Autechre – „Exai”

27 marca 2013
ok. 2 minut czytania

Za każdym razem, gdy w moje ręce trafia płyta duetu Autechre, pierwsze co przychodzi mi do głowy to pytanie, czy trzeba być wielkim zapaleńcem twórczości Brytyjczyków albo przynajmniej zagubionym dzieckiem Aphex Twina czy Sqaurepushera, żeby w pełni docenić ich muzykę? No właśnie – muzykę? Bo czy, włączając nowy album „Exai”, mamy do czynienia jeszcze z muzyką? Od pierwszych minut tego wydawnictwa, żywa legenda sceny elektronicznej, duet, który w historii syntetycznych dźwięków zapisał się już dawno złotymi zgłoskami, nie pozostawia wątpliwości – przy jego albumie do końca zostaną tylko najwytrwalsi.

Autechre z chirurgiczną precyzją modeluje swoje złożone, odhumanizowane muzyczne budowle, które brzmią jak koncert zastępu robotów z fabryki komputerowych podzespołów.

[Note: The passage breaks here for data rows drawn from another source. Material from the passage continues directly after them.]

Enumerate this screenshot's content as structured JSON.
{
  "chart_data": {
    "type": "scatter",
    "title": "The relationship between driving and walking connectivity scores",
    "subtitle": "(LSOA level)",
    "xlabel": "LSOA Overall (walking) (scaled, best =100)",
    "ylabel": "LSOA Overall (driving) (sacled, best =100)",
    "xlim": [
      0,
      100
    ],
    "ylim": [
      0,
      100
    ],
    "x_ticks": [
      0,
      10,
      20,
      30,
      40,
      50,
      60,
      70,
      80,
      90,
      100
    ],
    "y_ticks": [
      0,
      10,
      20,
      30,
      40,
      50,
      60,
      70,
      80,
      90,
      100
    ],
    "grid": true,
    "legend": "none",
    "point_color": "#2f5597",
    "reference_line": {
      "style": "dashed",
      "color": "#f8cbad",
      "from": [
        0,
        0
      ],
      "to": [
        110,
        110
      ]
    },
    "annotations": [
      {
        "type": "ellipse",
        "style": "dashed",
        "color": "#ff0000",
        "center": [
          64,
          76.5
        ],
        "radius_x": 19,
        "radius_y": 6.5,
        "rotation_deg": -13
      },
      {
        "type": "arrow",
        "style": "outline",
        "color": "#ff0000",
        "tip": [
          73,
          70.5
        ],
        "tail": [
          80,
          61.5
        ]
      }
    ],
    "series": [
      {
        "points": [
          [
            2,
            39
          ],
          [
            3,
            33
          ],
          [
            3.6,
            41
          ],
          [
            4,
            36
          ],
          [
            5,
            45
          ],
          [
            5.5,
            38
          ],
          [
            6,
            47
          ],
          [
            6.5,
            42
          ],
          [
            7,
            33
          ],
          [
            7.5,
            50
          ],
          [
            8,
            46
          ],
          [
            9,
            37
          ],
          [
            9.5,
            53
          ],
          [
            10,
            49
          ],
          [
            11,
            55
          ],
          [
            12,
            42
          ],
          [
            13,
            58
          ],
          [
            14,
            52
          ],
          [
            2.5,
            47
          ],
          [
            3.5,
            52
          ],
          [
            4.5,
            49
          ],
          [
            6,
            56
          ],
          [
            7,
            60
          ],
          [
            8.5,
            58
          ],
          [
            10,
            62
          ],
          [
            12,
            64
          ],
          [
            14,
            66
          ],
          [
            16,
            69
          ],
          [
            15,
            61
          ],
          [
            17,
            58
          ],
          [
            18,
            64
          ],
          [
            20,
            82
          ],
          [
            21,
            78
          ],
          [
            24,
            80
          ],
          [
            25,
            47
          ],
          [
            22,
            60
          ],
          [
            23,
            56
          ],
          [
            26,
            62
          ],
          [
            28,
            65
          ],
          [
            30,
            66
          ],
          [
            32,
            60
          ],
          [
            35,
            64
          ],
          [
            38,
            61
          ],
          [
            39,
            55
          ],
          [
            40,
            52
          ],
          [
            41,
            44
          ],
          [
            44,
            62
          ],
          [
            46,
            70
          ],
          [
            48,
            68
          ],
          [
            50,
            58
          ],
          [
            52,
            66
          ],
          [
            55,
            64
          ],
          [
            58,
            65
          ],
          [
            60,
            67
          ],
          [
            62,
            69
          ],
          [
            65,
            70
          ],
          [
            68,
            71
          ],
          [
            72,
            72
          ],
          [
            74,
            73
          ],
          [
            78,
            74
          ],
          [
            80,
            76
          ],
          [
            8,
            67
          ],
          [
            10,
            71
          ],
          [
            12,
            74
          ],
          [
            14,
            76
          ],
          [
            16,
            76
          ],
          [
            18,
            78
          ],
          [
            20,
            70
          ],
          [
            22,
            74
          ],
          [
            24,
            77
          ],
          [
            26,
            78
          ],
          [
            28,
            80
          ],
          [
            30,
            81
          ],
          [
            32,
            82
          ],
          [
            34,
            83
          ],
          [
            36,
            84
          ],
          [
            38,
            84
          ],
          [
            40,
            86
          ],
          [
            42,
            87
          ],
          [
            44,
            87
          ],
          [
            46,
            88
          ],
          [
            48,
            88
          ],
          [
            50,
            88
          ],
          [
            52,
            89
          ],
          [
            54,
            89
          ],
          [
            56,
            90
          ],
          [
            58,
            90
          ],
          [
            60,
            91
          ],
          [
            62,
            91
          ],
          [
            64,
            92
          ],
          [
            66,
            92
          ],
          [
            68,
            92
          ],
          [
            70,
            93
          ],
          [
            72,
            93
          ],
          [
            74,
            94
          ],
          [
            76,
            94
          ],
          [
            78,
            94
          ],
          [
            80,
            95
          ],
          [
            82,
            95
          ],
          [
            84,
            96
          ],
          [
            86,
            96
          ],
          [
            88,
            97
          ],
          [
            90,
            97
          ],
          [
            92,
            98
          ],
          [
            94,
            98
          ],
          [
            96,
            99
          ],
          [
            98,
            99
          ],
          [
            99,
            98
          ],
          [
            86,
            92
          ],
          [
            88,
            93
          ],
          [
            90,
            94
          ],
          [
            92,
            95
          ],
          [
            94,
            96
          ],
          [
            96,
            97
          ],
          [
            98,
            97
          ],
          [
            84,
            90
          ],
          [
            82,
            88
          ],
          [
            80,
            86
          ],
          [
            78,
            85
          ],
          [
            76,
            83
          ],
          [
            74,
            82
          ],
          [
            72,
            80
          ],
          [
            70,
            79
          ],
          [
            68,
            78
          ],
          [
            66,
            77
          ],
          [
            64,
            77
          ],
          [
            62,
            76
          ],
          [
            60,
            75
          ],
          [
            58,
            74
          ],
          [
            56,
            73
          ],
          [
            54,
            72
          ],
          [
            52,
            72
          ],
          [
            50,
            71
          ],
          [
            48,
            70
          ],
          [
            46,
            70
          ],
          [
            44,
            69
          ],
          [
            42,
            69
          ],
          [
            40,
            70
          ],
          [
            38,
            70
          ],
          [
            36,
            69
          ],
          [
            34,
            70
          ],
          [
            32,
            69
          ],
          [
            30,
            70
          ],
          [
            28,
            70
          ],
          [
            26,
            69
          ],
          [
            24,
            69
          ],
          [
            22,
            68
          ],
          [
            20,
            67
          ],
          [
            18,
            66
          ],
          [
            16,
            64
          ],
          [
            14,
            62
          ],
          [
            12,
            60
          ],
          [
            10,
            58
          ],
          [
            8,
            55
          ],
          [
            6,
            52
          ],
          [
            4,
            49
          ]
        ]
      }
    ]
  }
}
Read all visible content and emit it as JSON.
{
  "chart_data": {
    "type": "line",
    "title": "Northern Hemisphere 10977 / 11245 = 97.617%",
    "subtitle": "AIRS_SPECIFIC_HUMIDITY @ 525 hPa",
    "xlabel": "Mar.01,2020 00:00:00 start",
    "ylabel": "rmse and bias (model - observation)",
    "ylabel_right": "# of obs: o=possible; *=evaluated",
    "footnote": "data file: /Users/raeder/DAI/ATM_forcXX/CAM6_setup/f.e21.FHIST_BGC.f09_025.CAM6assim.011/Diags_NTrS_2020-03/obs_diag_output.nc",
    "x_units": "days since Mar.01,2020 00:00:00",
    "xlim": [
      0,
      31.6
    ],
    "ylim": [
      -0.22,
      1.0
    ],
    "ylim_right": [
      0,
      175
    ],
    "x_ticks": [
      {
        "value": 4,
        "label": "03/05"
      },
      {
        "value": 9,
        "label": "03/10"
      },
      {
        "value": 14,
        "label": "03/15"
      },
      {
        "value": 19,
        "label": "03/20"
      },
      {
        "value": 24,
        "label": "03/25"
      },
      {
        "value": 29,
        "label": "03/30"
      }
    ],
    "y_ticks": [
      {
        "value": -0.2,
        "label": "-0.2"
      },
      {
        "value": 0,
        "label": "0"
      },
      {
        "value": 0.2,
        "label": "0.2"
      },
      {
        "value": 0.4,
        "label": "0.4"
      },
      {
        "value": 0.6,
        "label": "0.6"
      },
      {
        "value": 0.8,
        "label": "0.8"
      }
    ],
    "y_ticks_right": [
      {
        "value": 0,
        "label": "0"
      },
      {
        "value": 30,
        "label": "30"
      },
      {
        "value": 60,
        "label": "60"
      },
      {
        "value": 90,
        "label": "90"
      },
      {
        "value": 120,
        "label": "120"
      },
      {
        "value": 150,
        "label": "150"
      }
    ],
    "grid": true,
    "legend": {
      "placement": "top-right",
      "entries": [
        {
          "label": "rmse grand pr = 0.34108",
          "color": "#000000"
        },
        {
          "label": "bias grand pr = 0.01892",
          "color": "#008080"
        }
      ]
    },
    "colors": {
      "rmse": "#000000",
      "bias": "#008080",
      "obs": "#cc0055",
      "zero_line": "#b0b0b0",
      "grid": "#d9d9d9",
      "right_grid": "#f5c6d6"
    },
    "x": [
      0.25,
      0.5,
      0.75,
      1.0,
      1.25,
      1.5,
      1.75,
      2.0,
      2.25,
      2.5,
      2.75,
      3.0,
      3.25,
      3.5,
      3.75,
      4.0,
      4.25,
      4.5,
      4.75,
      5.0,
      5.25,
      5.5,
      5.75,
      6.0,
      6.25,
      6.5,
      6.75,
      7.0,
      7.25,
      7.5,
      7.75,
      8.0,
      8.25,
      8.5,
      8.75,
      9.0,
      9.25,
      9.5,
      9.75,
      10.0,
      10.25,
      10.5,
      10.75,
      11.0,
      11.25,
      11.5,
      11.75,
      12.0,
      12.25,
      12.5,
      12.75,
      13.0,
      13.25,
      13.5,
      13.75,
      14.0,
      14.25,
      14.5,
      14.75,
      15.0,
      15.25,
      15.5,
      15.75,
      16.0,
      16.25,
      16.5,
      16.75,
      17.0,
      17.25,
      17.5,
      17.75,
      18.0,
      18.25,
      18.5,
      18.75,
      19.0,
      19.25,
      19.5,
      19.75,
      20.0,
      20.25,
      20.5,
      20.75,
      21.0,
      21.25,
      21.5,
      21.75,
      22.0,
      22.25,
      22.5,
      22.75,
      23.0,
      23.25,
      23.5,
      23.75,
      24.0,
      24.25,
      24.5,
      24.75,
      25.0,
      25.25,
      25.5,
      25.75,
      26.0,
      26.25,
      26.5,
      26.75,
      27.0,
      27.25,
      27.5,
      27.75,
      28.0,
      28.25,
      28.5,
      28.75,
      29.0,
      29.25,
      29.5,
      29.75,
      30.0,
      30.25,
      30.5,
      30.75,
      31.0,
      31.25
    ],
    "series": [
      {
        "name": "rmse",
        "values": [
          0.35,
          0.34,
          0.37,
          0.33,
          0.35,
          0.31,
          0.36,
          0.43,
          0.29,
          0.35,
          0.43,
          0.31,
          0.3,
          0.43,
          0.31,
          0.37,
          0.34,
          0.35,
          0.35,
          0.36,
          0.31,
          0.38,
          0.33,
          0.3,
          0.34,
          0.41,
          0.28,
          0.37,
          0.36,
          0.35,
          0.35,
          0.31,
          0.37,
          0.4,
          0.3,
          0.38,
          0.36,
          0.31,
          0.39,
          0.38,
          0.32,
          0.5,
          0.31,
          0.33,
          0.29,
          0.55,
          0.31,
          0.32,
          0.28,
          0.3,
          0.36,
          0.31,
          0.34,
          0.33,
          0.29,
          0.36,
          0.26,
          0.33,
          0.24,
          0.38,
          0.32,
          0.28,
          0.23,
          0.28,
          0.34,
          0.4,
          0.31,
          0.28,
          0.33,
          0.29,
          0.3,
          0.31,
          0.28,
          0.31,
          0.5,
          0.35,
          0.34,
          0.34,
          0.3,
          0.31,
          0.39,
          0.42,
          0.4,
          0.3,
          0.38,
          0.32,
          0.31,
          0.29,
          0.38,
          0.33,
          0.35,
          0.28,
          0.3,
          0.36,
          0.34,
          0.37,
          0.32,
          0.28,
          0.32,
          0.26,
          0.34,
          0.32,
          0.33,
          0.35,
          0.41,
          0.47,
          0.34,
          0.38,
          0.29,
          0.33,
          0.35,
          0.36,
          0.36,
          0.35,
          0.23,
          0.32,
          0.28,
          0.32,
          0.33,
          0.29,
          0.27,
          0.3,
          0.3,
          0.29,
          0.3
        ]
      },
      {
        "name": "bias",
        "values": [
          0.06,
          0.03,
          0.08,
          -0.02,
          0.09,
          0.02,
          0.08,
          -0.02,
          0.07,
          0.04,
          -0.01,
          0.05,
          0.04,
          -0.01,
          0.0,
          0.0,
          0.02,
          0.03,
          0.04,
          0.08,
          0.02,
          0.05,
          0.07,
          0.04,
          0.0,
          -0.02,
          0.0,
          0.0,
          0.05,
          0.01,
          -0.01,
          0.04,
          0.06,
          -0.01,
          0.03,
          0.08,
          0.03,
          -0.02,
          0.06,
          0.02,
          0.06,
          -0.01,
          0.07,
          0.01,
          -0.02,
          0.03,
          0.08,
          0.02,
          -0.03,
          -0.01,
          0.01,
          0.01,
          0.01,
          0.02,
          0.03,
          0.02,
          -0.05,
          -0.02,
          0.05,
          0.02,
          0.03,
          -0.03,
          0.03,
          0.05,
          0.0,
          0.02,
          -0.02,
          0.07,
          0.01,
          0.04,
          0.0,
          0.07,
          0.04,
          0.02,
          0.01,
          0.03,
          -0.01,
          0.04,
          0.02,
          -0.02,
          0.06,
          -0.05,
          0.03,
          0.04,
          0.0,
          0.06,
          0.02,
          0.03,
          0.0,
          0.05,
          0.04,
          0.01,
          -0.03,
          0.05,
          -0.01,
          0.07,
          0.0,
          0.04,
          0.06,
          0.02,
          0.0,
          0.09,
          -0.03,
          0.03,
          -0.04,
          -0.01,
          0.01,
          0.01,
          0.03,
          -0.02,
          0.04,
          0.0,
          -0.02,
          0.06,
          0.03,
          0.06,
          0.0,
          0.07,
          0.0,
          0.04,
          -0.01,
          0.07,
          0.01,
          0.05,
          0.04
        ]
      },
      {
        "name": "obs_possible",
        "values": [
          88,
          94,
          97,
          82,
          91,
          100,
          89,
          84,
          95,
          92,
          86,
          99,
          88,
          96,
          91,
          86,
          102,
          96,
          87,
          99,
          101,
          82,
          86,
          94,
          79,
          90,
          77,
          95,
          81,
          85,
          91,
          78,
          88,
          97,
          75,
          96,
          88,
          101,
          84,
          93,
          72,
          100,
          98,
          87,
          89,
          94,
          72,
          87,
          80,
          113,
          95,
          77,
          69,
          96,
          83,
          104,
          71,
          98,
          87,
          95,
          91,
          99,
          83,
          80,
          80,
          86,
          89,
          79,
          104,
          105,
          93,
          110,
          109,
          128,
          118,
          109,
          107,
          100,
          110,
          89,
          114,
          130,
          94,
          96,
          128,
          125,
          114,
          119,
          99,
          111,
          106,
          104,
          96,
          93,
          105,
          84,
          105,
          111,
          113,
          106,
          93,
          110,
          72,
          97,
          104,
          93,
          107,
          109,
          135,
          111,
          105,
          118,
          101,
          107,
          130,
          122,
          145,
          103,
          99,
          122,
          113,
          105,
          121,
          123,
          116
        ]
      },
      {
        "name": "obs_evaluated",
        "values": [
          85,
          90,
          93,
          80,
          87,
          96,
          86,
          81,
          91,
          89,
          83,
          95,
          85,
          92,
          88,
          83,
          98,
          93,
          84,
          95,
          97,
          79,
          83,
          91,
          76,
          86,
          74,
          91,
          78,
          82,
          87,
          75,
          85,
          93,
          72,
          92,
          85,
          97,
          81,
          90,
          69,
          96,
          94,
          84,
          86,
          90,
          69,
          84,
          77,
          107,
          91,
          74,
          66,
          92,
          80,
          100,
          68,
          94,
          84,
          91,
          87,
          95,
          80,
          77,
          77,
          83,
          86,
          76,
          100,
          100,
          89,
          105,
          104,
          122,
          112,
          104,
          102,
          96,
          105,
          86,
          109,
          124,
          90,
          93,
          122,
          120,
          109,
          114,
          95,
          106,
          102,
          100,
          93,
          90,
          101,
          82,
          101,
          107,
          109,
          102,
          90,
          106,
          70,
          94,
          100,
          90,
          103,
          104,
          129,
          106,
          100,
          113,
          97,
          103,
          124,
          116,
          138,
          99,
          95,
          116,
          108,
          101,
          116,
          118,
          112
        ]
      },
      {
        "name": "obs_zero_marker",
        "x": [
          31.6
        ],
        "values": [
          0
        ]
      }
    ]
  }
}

Cierpliwie, skrupulatnie wybijane i przetwarzane elektroniczne zgrzyty, piski i kwaśne dźwięki, zastępują na „Exai” wszystko to, czego szukamy na innych płytach – zwłaszcza melodie. Możecie się doszukiwać w muzyce Autechre najróżniejszych wpływów – od hip-hopu, przez electro, na ambiencie skończywszy – i być może nawet poszukiwane przez siebie tropy znajdziecie, ale nie oszukujmy się – tu nie o zabawę w odkrywaniu ukrytych śladów czy inspiracji chodzi. Toż to nic innego, jak pokaz elektronicznej destrukcji w wersji czystej. Nie regulujcie odbiorników, z nimi wszystko w porządku – to Autechre dokonują na waszym sprzęcie i narządach słuchu operacji, którą przeżyją tylko albo najodporniejsi albo najbardziej oddani wszystkiemu, co abstrakcyjne i nieprzystępne w elektronice.

Ale choć to oni będą mieć przy „Exai” najwięcej zabawy, kunszt Autechre muszą docenić też wszyscy inni. Choćby musieli przekląć pod nosem, że drugi raz przez ten album przebrnąć się nie da.